What is the Fifth Agreement in don Miguel Ruiz's New Book?


When working with his apprentices don Miguel would often declare, "Don't believe me, don't believe others, don't believe yourself." He currently calls this The Fifth Agreement.

Before we speak about what this powerful tool called The Fifth Agreement is, let's talk a little bit about don Miguel.

Don Miguel is a nagual (master) in the Toltec lineage. Who are Toltecs? Thousands of years ago, the Toltec had the reputation throughout southern Mexico as women and men of knowledge. Anthropologists have spoken of the Toltec as a nation or a race. But the Toltec were scientists and artists who formed a society to explore and protect the spiritual knowledge and practices of the ancient ones. It may seem strange that they combined the secular with the sacred, but the Toltec considered science and spirit to be the same since all energy, whether material or ethereal, is derived from the same source and governed by the same universal laws.

Eliminating belief systems are one of the core teachings of the Toltec Path. Whenever you have a belief, you no longer perceive what is. You see only what Toltecs call, the smoky mirror. You see the world through colored glasses. For example, in Japan they have the number four symbolizes death.
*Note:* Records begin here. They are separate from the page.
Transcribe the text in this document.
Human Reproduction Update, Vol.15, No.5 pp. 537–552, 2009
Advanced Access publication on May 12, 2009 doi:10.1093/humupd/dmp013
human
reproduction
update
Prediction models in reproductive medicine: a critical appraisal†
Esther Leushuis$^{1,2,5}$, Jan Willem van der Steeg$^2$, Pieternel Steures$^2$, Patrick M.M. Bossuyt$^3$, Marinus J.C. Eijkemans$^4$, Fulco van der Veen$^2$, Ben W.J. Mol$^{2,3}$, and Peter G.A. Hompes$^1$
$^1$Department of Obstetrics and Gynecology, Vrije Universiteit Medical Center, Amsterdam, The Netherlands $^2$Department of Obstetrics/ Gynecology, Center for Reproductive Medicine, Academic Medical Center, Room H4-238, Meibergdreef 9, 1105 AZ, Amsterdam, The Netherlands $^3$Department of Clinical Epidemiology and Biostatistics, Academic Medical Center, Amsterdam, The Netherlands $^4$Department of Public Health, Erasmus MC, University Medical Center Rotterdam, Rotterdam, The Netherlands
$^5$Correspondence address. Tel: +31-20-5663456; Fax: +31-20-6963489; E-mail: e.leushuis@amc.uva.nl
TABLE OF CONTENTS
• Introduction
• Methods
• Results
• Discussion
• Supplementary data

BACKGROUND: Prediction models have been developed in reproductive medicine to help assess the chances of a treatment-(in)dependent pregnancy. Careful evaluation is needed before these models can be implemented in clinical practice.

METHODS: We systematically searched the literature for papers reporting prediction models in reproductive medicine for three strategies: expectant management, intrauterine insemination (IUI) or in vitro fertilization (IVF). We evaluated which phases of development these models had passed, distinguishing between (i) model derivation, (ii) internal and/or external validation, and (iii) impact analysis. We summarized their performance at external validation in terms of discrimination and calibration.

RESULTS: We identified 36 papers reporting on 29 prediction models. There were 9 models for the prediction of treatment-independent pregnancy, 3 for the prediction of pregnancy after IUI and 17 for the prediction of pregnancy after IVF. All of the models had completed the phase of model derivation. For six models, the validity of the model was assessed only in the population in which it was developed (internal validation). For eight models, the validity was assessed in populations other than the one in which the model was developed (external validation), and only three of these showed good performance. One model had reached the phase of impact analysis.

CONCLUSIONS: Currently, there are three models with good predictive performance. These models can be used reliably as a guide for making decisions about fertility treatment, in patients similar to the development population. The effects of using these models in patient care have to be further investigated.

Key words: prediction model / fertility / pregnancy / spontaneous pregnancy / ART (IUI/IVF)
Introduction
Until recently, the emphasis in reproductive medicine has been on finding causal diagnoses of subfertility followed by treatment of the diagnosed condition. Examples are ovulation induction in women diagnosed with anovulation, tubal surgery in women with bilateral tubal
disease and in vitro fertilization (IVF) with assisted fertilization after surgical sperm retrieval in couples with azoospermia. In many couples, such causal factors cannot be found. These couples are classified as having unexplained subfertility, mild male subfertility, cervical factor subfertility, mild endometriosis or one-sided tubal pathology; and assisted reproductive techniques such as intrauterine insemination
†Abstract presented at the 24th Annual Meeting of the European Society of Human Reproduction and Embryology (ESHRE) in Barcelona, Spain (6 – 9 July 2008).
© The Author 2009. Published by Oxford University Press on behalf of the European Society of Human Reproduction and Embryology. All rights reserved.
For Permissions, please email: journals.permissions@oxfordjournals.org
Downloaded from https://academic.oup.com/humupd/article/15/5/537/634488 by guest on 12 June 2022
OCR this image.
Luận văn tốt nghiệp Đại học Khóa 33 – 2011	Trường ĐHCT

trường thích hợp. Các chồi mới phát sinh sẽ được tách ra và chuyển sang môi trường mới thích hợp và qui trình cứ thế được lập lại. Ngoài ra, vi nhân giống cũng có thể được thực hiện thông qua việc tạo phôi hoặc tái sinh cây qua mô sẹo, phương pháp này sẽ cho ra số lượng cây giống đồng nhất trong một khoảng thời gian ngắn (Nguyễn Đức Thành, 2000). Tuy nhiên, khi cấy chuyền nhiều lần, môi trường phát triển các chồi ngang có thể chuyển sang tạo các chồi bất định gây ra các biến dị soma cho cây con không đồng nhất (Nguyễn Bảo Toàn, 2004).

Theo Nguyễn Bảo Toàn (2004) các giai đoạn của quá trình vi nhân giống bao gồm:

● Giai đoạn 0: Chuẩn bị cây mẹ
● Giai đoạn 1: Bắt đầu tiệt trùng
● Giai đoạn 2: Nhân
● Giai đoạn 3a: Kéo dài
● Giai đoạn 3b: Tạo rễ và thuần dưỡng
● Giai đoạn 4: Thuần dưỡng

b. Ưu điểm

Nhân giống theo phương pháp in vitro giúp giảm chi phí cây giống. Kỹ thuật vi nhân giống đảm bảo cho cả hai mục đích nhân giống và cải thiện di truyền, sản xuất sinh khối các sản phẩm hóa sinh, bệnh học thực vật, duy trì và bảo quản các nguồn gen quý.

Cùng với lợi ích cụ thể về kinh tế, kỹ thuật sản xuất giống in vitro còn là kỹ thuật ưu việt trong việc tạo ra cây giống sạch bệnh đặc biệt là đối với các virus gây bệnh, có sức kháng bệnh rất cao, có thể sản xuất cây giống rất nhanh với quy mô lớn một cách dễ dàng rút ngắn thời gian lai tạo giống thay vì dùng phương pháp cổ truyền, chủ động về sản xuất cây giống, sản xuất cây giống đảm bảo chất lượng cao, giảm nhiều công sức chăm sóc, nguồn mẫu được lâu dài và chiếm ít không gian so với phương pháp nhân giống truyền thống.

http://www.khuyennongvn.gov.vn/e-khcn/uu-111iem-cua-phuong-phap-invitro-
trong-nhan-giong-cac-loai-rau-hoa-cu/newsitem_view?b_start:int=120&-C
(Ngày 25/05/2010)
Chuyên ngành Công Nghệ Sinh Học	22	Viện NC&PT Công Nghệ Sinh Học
The word 'shi', which means four in Japanese sounds like the word death, 'shinu' in Japanese. Because of this belief, they get rid of the fourth floor in their buildings. Likewise, the number 13 is often considered unlucky in western cultures, and the 13th floor is sometimes eliminated from buildings. Depending on their beliefs, each culture understands things differently.

To give an example, in the west, suicide is thought to have dire consequences in the afterlife. This is due to the commonness of Christian beliefs about heaven and hell. In Japan, on the other hand, the Samurai considered suicide as honorable. If defeated, a warrior considered it an honor to be able to commit suicide. To this day, suicide is perceived very differently in Japan than it is in the West.

Why is this significant on a spiritual path? It is important because in order to see the truth, to see reality plainly and impartial, one must be free of belief systems. In order to grow and evolve, one must change the way they see themselves and the world. Toltecs call belief systems inventory. In order to perceive reality and beyond into what Toltecs call the second attention, the world of energy, they strive to do away with all inventory. This is much like seeing the world through the eyes of a child, or what Buddhists call 'The Beginners Mind'.

It is easy to see how things like racial prejudice and discrimination are often based on belief systems. If one believes that a race of people are inferior, they will actually see things that validate their beliefs. They see the world through lenses colored by their beliefs.

One of Don Miguel Ruiz's dreams is to transform the world to a better place. To do so we must first transform our personal dreams. We must become clear, free from old knowledge and beliefs that bind us. This is the power of the Fifth Agreement.